I reviewed Jill Lepore’s The Secret History of Wonder Woman for Hazlitt. The magazine was generous with their space, allowing me to give a detailed survey of a juicy book full of eye-popping information about William Mouton Marston, the creator of Wonder Woman. Yet that review was aimed at a general audience, so skimmed over the comic book specific stuff that the more connoisseurial readers of TCJ might be interested in. For that reason, I’m offering these notes on the book.

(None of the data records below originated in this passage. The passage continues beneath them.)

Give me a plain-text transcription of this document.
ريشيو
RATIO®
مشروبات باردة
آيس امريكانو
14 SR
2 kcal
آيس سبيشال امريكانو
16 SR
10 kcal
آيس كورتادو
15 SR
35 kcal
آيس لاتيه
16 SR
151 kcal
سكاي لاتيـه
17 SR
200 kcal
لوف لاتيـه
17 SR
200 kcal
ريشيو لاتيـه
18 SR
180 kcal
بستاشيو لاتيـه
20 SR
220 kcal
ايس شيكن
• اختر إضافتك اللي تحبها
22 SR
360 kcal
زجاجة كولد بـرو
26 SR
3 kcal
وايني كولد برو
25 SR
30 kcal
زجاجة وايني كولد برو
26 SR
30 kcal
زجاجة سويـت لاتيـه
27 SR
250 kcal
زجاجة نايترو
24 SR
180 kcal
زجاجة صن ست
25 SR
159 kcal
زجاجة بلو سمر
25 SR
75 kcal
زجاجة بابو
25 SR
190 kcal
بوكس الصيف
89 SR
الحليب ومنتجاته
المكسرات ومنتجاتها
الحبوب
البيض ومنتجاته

1. The first and most important thing to say is that The Secret History of Wonder Woman is a splendid work of history, one of the three or four best books ever written on comics and a crucial contribution to the history of feminism. Key to the success of the book is Lepore’s stellar detective work, her almost Sherlock-Holmesian ability to ferret out obscure historical facts and join them together in a plausible narrative. She’s been lucky to have the cooperation of at least some of Marston’s family. But unlike many other comics scholars, she doesn’t simply regurgitate interview material. She’s gone back to the primary sources whenever possible. She never takes a bit of folklore or family legend for granted: she tests them all against the documents and for their internal coherence and likelihood. Comics scholarship is a field where folklore is still rife, where ancient tall tales and newspaper guff continues to be repeated as the gospel truth. Lepore’s book is a crucial step in writing the history of comics in a more serious way, one that respects the canons of historical scholarship.

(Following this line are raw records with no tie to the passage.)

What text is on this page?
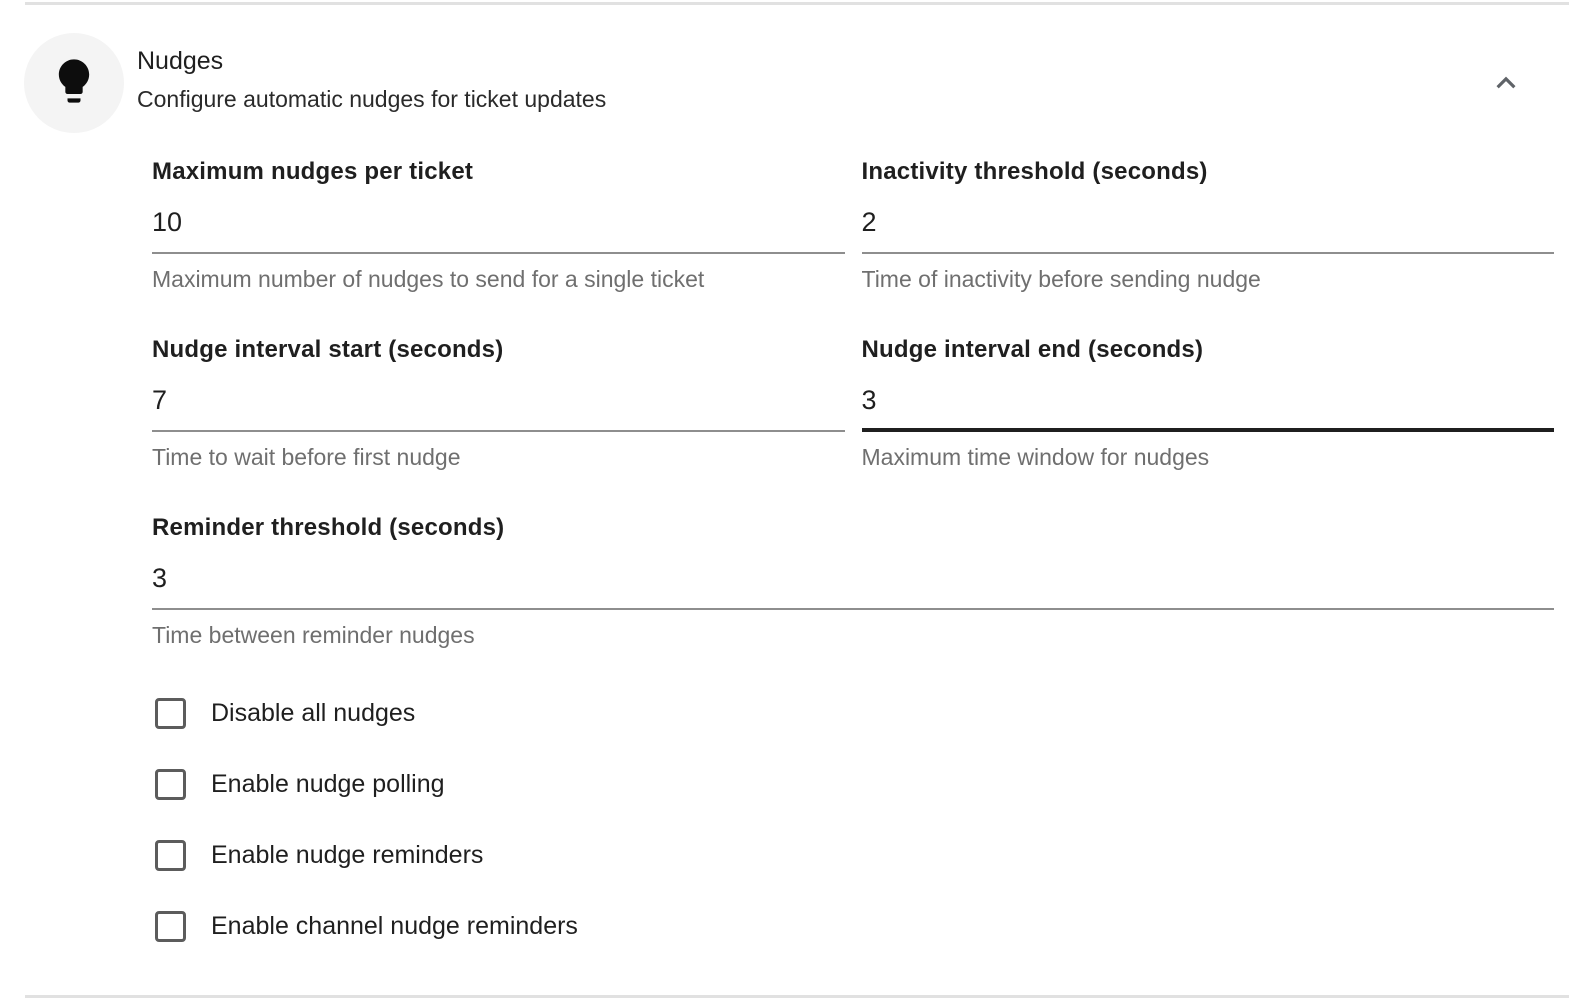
Nudges
Configure automatic nudges for ticket updates
Maximum nudges per ticket
10
Maximum number of nudges to send for a single ticket
Inactivity threshold (seconds)
2
Time of inactivity before sending nudge
Nudge interval start (seconds)
7
Time to wait before first nudge
Nudge interval end (seconds)
3
Maximum time window for nudges
Reminder threshold (seconds)
3
Time between reminder nudges
Disable all nudges
Enable nudge polling
Enable nudge reminders
Enable channel nudge reminders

2. The book’s central argument is that Wonder Woman was the crucial link, a partially hidden one, between the first wave feminism of the late 19thand early twentieth century and the second wave feminism of the 1960s and 1970s. This is a bold claim, and a convincing one, which will force historians to reconceptualise the history of feminism, to see it not as a series of waves but as a constant flow. “The fight for women’s rights hasn’t come in waves,” Lepore writes. “Wonder Woman, one of the most important superheroes of the 1940s, was the product of the suffragist, feminist, and birth control movements of the 1900s and 1910s and became a source of the women’s liberation and feminist movements of the 1960s and 1970s. The fight for women’s rights has been a river, wending.” It’s rare to see a work of comics scholarship so audaciously link it with the larger realm of social history. Yet Lepore is confident enough to stake out a large claim and make it stick.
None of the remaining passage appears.